Abstract
Objective:
To explore whether the different phases of the nasal cycle have a significant effect on nasal temperature, the nasal mucosal clearance rate, and levels of nasal nitric oxide (nNO) and to investigate the correlation between these nasal conditions.
Methods:
The study participants were divided into 2 groups: the control group and the rhinitis group. The participants’ nasal temperature, cilia clearance rate, and nNO levels were measured during different phases of the nasal cycle (the congestion phase and decongestion phase) in the control group and before and after undergoing inferior turbinate ablation in the rhinitis group.
Results:
The temperature of the nasal cavity in the control group was significantly higher in the congestion phase than in the decongestion phase (P = .0025), while in the rhinitis group, the temperature of the nasal cavity decreased significantly after inferior turbinate ablation (P = .001). In the control group, the nasal mucosa clearance time was significantly shorter in the congestion phase than in the decongestion phase (P = .001), and in the rhinitis group, the clearance time of the nasal mucosa was significantly shortened after the operation (P = .0025). In the control group, the levels of nNO were significantly higher in the congestion phase than in the decongestion phase (P = .025), while in the rhinitis group, nNO levels decreased significantly after the operation (P = .005).
Conclusion:
The function of the nasal cavity changes in different phases of the nasal cycle. Therefore, when evaluating the impact of various factors on nasal function, factors associated with the nasal cycle should also be considered.
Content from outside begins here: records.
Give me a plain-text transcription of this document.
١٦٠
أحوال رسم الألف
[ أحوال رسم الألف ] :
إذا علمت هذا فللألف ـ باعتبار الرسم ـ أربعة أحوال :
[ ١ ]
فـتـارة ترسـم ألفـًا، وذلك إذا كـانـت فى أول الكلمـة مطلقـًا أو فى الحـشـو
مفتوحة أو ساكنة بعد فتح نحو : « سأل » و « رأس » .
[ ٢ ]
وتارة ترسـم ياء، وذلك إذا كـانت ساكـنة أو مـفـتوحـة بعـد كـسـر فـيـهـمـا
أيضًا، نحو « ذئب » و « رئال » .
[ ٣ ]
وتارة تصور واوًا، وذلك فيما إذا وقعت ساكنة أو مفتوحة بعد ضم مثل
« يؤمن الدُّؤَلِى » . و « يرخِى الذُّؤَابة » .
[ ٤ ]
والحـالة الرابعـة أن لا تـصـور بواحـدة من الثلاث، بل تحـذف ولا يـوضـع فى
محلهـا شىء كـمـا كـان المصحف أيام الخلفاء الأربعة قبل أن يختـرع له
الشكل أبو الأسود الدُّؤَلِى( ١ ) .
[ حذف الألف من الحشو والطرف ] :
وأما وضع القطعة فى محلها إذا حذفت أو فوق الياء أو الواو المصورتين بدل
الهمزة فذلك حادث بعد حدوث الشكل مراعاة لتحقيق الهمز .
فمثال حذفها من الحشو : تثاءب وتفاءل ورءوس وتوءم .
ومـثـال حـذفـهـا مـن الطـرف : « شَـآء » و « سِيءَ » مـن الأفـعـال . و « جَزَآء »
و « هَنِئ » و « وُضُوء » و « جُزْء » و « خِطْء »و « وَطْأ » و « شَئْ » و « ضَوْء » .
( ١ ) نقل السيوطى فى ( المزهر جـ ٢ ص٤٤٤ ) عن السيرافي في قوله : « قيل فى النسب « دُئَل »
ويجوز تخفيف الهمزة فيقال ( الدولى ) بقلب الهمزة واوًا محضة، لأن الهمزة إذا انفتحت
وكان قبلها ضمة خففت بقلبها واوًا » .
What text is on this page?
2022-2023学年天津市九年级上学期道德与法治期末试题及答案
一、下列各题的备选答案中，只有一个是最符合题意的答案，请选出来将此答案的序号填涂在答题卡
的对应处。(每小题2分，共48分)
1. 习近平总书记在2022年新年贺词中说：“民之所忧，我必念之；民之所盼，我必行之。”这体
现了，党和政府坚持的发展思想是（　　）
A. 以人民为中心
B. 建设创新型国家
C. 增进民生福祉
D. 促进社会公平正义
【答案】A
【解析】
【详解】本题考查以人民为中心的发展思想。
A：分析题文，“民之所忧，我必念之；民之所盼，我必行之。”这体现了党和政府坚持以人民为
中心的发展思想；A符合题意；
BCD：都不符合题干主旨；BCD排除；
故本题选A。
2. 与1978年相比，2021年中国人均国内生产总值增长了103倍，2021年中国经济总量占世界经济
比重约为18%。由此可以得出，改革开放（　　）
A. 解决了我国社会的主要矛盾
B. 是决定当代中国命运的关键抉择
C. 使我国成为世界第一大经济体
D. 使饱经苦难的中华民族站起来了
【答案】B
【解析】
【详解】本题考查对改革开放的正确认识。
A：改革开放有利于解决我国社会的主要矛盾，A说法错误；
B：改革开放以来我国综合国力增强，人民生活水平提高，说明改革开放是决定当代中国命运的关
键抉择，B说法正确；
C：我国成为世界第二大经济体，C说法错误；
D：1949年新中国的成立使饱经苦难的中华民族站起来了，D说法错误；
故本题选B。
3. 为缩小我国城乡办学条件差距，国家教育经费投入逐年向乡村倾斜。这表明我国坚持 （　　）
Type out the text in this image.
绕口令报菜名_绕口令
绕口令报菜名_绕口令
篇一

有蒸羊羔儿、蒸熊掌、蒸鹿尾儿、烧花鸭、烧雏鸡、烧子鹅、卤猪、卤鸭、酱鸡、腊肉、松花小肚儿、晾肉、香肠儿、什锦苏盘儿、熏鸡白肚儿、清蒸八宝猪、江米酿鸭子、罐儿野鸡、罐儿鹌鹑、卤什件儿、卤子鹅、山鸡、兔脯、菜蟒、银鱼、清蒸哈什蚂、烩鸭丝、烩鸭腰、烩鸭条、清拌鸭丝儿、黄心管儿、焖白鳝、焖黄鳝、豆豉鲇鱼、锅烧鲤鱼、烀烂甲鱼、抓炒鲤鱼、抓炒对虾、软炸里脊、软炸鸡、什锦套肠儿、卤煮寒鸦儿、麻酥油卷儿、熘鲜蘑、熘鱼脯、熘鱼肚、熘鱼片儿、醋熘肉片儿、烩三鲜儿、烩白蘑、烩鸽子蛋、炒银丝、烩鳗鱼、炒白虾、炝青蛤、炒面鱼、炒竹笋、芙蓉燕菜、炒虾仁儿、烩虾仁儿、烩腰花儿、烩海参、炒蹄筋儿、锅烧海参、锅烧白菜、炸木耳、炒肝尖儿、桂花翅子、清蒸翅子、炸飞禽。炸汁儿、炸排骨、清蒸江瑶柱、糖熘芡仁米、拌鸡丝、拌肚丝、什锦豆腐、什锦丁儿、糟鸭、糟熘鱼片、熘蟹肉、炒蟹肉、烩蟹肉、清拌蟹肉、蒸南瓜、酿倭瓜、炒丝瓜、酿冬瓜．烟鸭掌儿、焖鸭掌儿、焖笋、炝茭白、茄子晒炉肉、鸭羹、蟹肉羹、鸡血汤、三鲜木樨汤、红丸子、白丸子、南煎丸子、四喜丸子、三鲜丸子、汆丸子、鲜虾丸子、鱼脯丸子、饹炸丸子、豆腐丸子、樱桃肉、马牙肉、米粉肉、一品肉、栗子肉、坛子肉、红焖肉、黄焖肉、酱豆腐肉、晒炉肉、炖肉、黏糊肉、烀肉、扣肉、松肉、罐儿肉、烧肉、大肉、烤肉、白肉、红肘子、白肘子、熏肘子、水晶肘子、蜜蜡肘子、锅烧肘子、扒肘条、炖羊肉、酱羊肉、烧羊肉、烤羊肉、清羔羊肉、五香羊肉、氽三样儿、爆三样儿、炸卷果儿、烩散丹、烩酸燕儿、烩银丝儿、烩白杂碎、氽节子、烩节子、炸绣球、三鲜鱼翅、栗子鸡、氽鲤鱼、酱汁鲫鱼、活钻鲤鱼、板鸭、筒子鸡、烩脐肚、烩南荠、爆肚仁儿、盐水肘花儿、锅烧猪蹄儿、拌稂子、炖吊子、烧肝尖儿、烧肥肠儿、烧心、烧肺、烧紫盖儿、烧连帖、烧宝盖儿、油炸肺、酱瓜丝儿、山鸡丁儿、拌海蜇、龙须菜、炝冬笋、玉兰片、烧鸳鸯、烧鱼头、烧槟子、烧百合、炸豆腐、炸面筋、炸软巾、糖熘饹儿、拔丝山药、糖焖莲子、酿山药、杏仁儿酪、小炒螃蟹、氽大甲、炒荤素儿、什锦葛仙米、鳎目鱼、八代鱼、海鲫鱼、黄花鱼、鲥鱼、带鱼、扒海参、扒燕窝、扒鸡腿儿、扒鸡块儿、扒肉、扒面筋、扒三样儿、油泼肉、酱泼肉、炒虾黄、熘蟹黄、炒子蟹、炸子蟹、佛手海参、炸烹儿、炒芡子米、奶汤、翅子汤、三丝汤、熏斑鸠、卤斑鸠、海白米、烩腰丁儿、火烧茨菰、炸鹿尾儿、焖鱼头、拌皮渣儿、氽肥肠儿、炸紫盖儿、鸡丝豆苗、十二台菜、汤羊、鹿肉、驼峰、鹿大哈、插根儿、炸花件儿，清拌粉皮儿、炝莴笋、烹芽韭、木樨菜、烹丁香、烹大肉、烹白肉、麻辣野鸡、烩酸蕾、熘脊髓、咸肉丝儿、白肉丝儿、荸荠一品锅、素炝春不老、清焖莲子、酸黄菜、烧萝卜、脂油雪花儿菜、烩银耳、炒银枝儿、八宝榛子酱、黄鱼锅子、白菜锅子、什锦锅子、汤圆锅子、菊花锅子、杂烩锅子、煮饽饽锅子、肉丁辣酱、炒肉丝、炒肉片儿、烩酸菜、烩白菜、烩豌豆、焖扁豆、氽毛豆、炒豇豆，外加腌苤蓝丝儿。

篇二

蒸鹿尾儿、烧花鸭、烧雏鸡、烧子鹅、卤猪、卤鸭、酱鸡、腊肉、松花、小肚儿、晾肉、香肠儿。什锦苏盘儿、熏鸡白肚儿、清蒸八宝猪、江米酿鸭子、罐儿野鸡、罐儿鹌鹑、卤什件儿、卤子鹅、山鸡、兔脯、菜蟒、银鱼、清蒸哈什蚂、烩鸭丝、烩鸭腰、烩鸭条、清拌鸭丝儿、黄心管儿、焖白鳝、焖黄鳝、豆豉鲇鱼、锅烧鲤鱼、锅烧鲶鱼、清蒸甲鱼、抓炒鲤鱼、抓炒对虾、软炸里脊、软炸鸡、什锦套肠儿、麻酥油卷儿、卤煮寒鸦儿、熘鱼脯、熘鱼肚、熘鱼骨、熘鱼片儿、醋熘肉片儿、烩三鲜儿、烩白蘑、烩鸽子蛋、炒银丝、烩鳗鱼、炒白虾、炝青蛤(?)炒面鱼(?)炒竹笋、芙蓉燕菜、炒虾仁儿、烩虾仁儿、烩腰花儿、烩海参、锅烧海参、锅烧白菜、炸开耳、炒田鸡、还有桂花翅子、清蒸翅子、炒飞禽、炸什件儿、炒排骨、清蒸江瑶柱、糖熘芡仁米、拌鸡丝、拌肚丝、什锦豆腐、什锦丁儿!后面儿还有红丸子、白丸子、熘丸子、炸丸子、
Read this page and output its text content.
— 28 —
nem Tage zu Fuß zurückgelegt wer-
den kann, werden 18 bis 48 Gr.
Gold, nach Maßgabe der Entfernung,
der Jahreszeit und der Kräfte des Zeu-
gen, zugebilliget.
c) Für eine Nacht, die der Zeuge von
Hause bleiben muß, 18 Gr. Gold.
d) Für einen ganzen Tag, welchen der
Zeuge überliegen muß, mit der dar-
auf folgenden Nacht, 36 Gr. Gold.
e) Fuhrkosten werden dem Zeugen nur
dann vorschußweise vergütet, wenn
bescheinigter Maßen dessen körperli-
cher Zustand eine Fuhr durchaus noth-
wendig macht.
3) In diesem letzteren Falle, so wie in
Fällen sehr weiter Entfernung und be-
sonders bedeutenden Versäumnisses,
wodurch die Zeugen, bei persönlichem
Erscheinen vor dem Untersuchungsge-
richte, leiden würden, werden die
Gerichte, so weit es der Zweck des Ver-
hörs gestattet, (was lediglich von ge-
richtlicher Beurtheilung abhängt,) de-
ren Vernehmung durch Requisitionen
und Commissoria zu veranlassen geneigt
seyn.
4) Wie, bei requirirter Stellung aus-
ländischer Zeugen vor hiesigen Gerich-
Inferior turbinate plasma ablation can improve the ciliary function of the nasal mucosa, reduce the temperature of the nasal cavity, and reduce nNO levels.
Keywords
Introduction
The physiological nasal cycle refers to the spontaneous alternate contraction and expansion of the blood vessels in the mucosa of the lower turbinate in normal functioning, which results in corresponding changes in the size of the 2 sides of the turbinate; when one side of the nasal cavity is in a state of contraction, the other side is in a state of relaxation, but the total airflow in both sides of the nasal cavity is essentially constant. 1 The turbinate regulates the intake airflow throughout the nasal cycle so that the total nasal resistance on both sides remains essentially the same, with no significant impact on normal respiratory function. 2 Most adults with normal nasal function have a nasal cycle that fluctuates between 0.5 and 7 hours. 2,3
Under normal circumstances, the nasal cavity has the function of regulating the temperature and humidity level of the inhaled air. 4,5 The indexes to evaluate the function of nasal mucosa include the frequency and velocity of the ciliary movement, the temperature of the nasal cavity, and the levels of nasal nitric oxide (nNO). 6 -8
Due to their physiological structure, nasal cilia are easily affected by external or physical factors, which may reduce the frequency of their swing and lead to an increase in nasal mucus concentration caused by rhinitis, haze, caused by the inhalation of particulate matter, and other factors. 9 The factors that affect the temperature of the nasal cavity include acute and chronic inflammation of the nasal cavity, allergic diseases of the nose and sinuses, and external temperature. When the external temperature is mainly constant, the normal nasal temperature is affected primarily by the state of relaxation and the contraction of the nasal mucosal vessels. 10 Inferior turbinate plasma ablation can improve nasal ventilation and has no impact on the clearing function of the cilia mucous and olfaction.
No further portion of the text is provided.